The explanation for the "ES" acronym should be near the top of the code. You can add it to one of the docstrings at the top that defines the "VaR" abbreviation.

The docstrings are great, as are the way you named most of the functions and variables. Because of this, there is no need to keep most of the comments. There are more than 100 lines with comments, and most of them just reiterate what is obvious from the code.
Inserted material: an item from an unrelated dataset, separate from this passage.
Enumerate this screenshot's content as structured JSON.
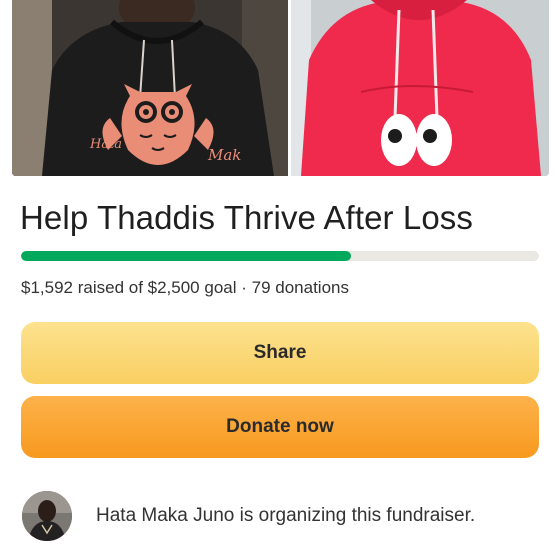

Here is an example of a comment that can be deleted:

if enable_timing: # Check if timing should be enabled

Here is another:

# ------------------- Variance-Covariance VaR -------------------
def variance_covariance(self):

This comment can be deleted if you rename the variable:

# Define corresponding names for the assets
name_list = [

A better name is:

asset_names

Portability

I'm not a big fan of fancy Unicode characters in source code, like the symbol after "32m" in this line:

"{desc}: {percentage:3.0f}%|\x1b[32m█{bar}\x1b[0m| Iteration {n_fmt}/{total_fmt} "

Sometimes they don't render well in editors, and other times they don't render well in output generated by the code.
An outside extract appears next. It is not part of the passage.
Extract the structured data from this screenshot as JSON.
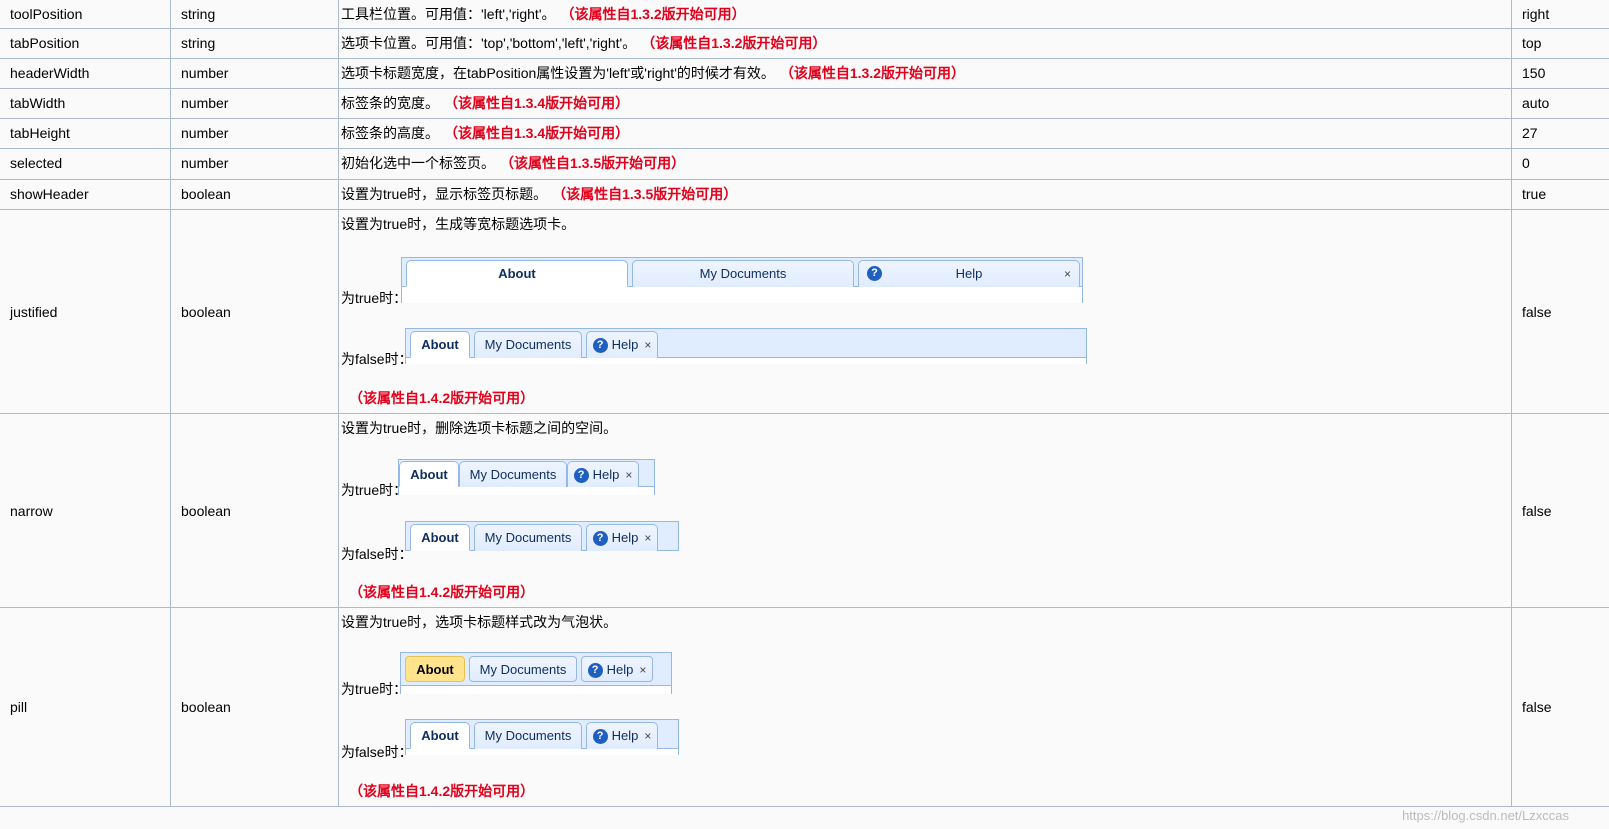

If you do decide to keep that line, I recommend adding a comment to describe what those escape sequences are doing.

Simpler

When I see an if/else with a not in it:

if stock_prices is not None:
else:

I prefer to invert the polarity to make it easier to understand:

if stock_prices is None:
else:

This means you need to swap the lines in each branch as well.

Similarly, I find !=:

if daily_return.shape[1] != len(weights):

simpler as ==:

if daily_return.shape[1] == len(weights):

Main

You have a "main" guard:

if __name__ == "__main__":

However, it is uncommon to see so many lines of outdented code following it.